Thanks goes out to George for finding this service. And thanks goes out to Alan of Falconworks for responding so quickly.

Sorry it took me so long to publish this info.

Thanks for reading and Happy trouble-free stopping Rovering.

Slow Down, Part Duex: Electric Boogaloo (Post #343) 5/25/2013

As I mentioned in my post Slow Down, Buy Fewer Tools to Fix Your Mistakes I cross threaded one of the bolts that is used to mount the brake caliper to the hub. This brake caliper is the one I posted pics of that had completely rusted over. I used my new sandblasting cabinet to remove most of the rust.

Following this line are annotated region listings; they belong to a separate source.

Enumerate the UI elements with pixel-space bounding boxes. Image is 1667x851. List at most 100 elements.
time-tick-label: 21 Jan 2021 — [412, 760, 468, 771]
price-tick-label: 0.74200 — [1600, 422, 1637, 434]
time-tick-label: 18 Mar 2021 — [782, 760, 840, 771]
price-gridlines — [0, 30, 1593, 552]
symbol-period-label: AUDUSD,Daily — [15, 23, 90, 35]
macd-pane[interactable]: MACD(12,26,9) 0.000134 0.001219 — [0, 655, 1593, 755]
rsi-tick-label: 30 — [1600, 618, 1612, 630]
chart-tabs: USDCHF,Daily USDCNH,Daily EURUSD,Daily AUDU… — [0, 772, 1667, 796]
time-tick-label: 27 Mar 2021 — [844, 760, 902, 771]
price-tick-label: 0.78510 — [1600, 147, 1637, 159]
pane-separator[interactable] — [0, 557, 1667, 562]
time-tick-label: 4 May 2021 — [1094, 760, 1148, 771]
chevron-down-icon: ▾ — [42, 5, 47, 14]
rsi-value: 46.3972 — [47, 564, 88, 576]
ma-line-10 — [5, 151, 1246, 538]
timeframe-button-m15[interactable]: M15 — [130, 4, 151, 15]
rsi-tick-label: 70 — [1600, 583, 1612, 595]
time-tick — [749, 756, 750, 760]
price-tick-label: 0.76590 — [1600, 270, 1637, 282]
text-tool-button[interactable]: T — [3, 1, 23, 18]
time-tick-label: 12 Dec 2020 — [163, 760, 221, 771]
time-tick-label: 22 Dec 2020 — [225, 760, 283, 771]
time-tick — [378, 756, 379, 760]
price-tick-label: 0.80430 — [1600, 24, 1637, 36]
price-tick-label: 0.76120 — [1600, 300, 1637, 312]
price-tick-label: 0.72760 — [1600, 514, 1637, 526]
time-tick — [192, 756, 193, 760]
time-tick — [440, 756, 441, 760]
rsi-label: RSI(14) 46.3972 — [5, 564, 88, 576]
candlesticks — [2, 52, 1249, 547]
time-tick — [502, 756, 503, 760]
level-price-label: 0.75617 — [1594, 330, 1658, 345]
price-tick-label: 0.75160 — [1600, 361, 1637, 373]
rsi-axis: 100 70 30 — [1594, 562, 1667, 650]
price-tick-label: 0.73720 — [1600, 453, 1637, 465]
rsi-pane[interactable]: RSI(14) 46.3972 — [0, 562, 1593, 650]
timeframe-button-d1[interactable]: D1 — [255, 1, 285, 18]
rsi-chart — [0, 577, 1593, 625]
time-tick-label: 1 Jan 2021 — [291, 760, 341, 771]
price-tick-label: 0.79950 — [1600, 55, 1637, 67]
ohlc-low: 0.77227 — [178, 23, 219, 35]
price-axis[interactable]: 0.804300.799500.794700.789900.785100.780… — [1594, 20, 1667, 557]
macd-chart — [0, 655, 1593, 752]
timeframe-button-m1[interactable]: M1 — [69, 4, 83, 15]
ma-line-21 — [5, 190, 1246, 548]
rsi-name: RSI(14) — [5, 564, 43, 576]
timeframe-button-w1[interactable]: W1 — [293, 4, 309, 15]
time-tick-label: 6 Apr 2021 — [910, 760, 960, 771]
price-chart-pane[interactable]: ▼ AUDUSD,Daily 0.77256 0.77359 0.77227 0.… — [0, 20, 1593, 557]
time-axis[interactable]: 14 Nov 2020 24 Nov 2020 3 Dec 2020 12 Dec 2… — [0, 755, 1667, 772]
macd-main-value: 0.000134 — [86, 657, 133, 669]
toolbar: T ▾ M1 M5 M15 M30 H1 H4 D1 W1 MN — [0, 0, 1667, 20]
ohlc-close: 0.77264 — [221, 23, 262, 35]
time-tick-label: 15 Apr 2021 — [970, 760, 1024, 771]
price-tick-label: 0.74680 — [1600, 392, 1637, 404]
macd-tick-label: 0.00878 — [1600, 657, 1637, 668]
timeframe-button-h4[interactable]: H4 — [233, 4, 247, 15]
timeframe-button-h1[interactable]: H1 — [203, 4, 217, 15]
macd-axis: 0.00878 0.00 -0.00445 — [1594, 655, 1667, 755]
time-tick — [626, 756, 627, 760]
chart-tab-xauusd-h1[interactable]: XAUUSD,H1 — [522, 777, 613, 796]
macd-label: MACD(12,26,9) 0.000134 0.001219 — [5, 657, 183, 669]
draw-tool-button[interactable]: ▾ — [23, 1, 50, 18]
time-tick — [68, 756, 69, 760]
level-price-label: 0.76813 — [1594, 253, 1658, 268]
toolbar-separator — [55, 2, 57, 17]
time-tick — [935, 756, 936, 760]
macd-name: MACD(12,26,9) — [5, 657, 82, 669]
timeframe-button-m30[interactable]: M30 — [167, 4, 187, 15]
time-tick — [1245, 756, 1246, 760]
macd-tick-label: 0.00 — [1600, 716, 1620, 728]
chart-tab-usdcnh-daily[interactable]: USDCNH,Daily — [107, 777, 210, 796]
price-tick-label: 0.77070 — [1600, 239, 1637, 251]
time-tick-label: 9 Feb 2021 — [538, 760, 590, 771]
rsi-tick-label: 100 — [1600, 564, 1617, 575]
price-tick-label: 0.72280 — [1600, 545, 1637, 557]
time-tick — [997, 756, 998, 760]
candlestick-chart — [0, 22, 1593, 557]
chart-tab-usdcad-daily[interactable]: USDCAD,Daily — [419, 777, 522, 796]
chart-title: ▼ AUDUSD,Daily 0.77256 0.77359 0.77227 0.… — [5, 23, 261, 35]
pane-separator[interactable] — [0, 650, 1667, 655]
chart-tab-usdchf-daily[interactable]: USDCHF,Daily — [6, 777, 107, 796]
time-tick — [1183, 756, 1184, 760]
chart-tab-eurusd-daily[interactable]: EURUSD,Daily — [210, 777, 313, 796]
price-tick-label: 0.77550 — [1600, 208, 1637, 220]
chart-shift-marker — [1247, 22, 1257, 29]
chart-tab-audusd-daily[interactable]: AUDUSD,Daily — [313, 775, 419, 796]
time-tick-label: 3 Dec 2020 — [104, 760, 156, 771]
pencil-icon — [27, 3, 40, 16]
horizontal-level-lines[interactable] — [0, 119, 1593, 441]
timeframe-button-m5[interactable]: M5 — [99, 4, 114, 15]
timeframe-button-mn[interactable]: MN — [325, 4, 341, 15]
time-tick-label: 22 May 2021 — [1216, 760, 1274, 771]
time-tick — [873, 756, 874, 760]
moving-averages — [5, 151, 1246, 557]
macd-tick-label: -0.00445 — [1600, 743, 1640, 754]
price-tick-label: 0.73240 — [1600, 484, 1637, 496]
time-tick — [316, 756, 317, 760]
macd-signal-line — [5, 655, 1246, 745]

I learned that the bolts for the caliper are a common 7×20. I put some oil on the tap to collect the metal bits that are cleaned off when the tap does its magic. As you are aware, you turn left and then turn back, easing your way into the bungled threads.

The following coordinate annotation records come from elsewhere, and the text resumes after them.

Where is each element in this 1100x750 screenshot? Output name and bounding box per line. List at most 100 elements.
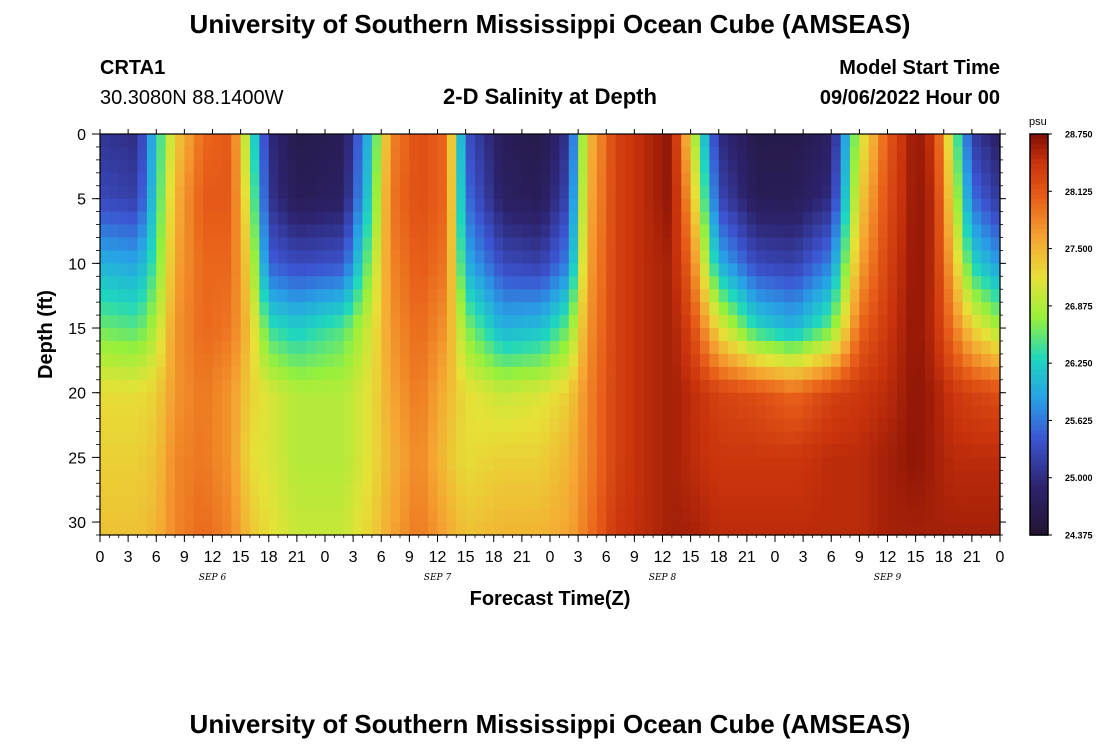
heatmap-cell bbox=[784, 328, 795, 342]
heatmap-cell bbox=[981, 134, 992, 148]
heatmap-cell bbox=[756, 353, 767, 368]
heatmap-cell bbox=[765, 185, 776, 200]
heatmap-cell bbox=[512, 146, 523, 161]
heatmap-cell bbox=[221, 146, 232, 161]
heatmap-cell bbox=[568, 237, 579, 252]
heatmap-cell bbox=[990, 237, 1001, 252]
station-name: CRTA1 bbox=[100, 57, 166, 79]
heatmap-cell bbox=[559, 263, 570, 277]
heatmap-cell bbox=[662, 431, 673, 446]
heatmap-cell bbox=[437, 302, 448, 316]
heatmap-cell bbox=[775, 353, 785, 368]
heatmap-cell bbox=[700, 431, 710, 446]
heatmap-cell bbox=[887, 496, 898, 510]
heatmap-cell bbox=[653, 302, 664, 316]
heatmap-cell bbox=[353, 379, 364, 394]
heatmap-cell bbox=[165, 302, 176, 316]
heatmap-cell bbox=[146, 418, 157, 433]
heatmap-cell bbox=[671, 276, 682, 290]
heatmap-cell bbox=[578, 289, 589, 303]
heatmap-cell bbox=[184, 211, 195, 226]
heatmap-cell bbox=[821, 457, 832, 471]
heatmap-cell bbox=[878, 302, 889, 316]
heatmap-cell bbox=[325, 211, 335, 226]
heatmap-cell bbox=[456, 289, 467, 303]
heatmap-cell bbox=[737, 483, 748, 497]
heatmap-cell bbox=[137, 379, 148, 394]
heatmap-cell bbox=[156, 289, 167, 303]
heatmap-cell bbox=[718, 509, 729, 523]
heatmap-cell bbox=[465, 276, 476, 290]
heatmap-cell bbox=[793, 470, 804, 484]
heatmap-cell bbox=[325, 379, 335, 394]
heatmap-cell bbox=[296, 431, 307, 446]
heatmap-cell bbox=[596, 289, 607, 303]
heatmap-cell bbox=[812, 431, 823, 446]
heatmap-cell bbox=[981, 340, 992, 355]
heatmap-cell bbox=[400, 444, 410, 458]
heatmap-cell bbox=[812, 366, 823, 381]
heatmap-cell bbox=[634, 276, 645, 290]
heatmap-cell bbox=[896, 263, 907, 277]
heatmap-cell bbox=[746, 379, 757, 394]
heatmap-cell bbox=[690, 353, 701, 368]
heatmap-cell bbox=[325, 185, 335, 200]
heatmap-cell bbox=[259, 431, 270, 446]
heatmap-cell bbox=[653, 237, 664, 252]
heatmap-cell bbox=[878, 522, 889, 536]
heatmap-cell bbox=[625, 444, 635, 458]
heatmap-cell bbox=[212, 431, 223, 446]
heatmap-cell bbox=[343, 379, 354, 394]
heatmap-cell bbox=[512, 431, 523, 446]
heatmap-cell bbox=[625, 496, 635, 510]
heatmap-cell bbox=[634, 172, 645, 187]
heatmap-cell bbox=[315, 353, 326, 368]
heatmap-cell bbox=[868, 198, 879, 213]
heatmap-cell bbox=[193, 418, 204, 433]
heatmap-cell bbox=[381, 418, 392, 433]
heatmap-cell bbox=[193, 198, 204, 213]
heatmap-cell bbox=[109, 159, 120, 174]
heatmap-cell bbox=[315, 483, 326, 497]
heatmap-cell bbox=[718, 134, 729, 148]
heatmap-cell bbox=[100, 289, 110, 303]
colorbar-swatch bbox=[1030, 314, 1048, 321]
heatmap-cell bbox=[400, 211, 410, 226]
heatmap-cell bbox=[437, 146, 448, 161]
heatmap-cell bbox=[165, 340, 176, 355]
heatmap-cell bbox=[493, 276, 504, 290]
heatmap-cell bbox=[859, 237, 870, 252]
heatmap-cell bbox=[446, 457, 457, 471]
heatmap-cell bbox=[746, 470, 757, 484]
heatmap-cell bbox=[503, 431, 514, 446]
heatmap-cell bbox=[878, 198, 889, 213]
colorbar-swatch bbox=[1030, 214, 1048, 220]
heatmap-cell bbox=[746, 302, 757, 316]
heatmap-cell bbox=[615, 418, 626, 433]
heatmap-cell bbox=[259, 237, 270, 252]
heatmap-cell bbox=[784, 315, 795, 329]
heatmap-cell bbox=[587, 470, 598, 484]
heatmap-cell bbox=[278, 431, 289, 446]
heatmap-cell bbox=[915, 405, 926, 420]
heatmap-cell bbox=[203, 418, 214, 433]
heatmap-cell bbox=[109, 134, 120, 148]
heatmap-cell bbox=[953, 328, 964, 342]
heatmap-cell bbox=[334, 211, 345, 226]
heatmap-cell bbox=[981, 353, 992, 368]
heatmap-cell bbox=[700, 444, 710, 458]
heatmap-cell bbox=[521, 496, 532, 510]
heatmap-cell bbox=[737, 366, 748, 381]
heatmap-cell bbox=[868, 302, 879, 316]
heatmap-cell bbox=[962, 159, 973, 174]
heatmap-cell bbox=[578, 159, 589, 174]
heatmap-cell bbox=[934, 444, 945, 458]
heatmap-cell bbox=[803, 483, 814, 497]
colorbar-swatch bbox=[1030, 244, 1048, 250]
heatmap-cell bbox=[925, 366, 935, 381]
heatmap-cell bbox=[484, 289, 495, 303]
heatmap-cell bbox=[521, 483, 532, 497]
heatmap-cell bbox=[709, 392, 720, 407]
heatmap-cell bbox=[128, 353, 139, 368]
heatmap-cell bbox=[700, 250, 710, 264]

Here the caliper is back in place and the brake pads are back in place. I am breaking one of the cotter pin rules, “Never reuse a cotter pin.” by reusing the pins for the brakes. I did not plan to have the brakes out so I didn’t source the parts for this job.

The tapping went fabulously well after a bit of a rough start. I put the painted brake calipers on. As I mentioned before I had to replace the left (driver’s) side caliper. It had failed. The cylinders had rusted in place and were not actuating to apply the pads to the brake disc.

I will put the Range Rover through he paces this weekend when I take her out for a test drive.

The comedian DC Benny checked on us via email. He is a on-again, off-again Land Rover owner. Owning a Range Rover Classic in Brooklyn without a garage to work on it is a special kind of dedication. His wife lost her home business when the basement of their home was flooded by Super Storm Sandy. It was good to hear from him.

I collected a couple of comebacks for my cross country concerns with corrugated conveyances. (See what I did there? Do ya? do ya?) I need to check the forums and see what else they have to share.

Thanks for reading and Happy Rovering.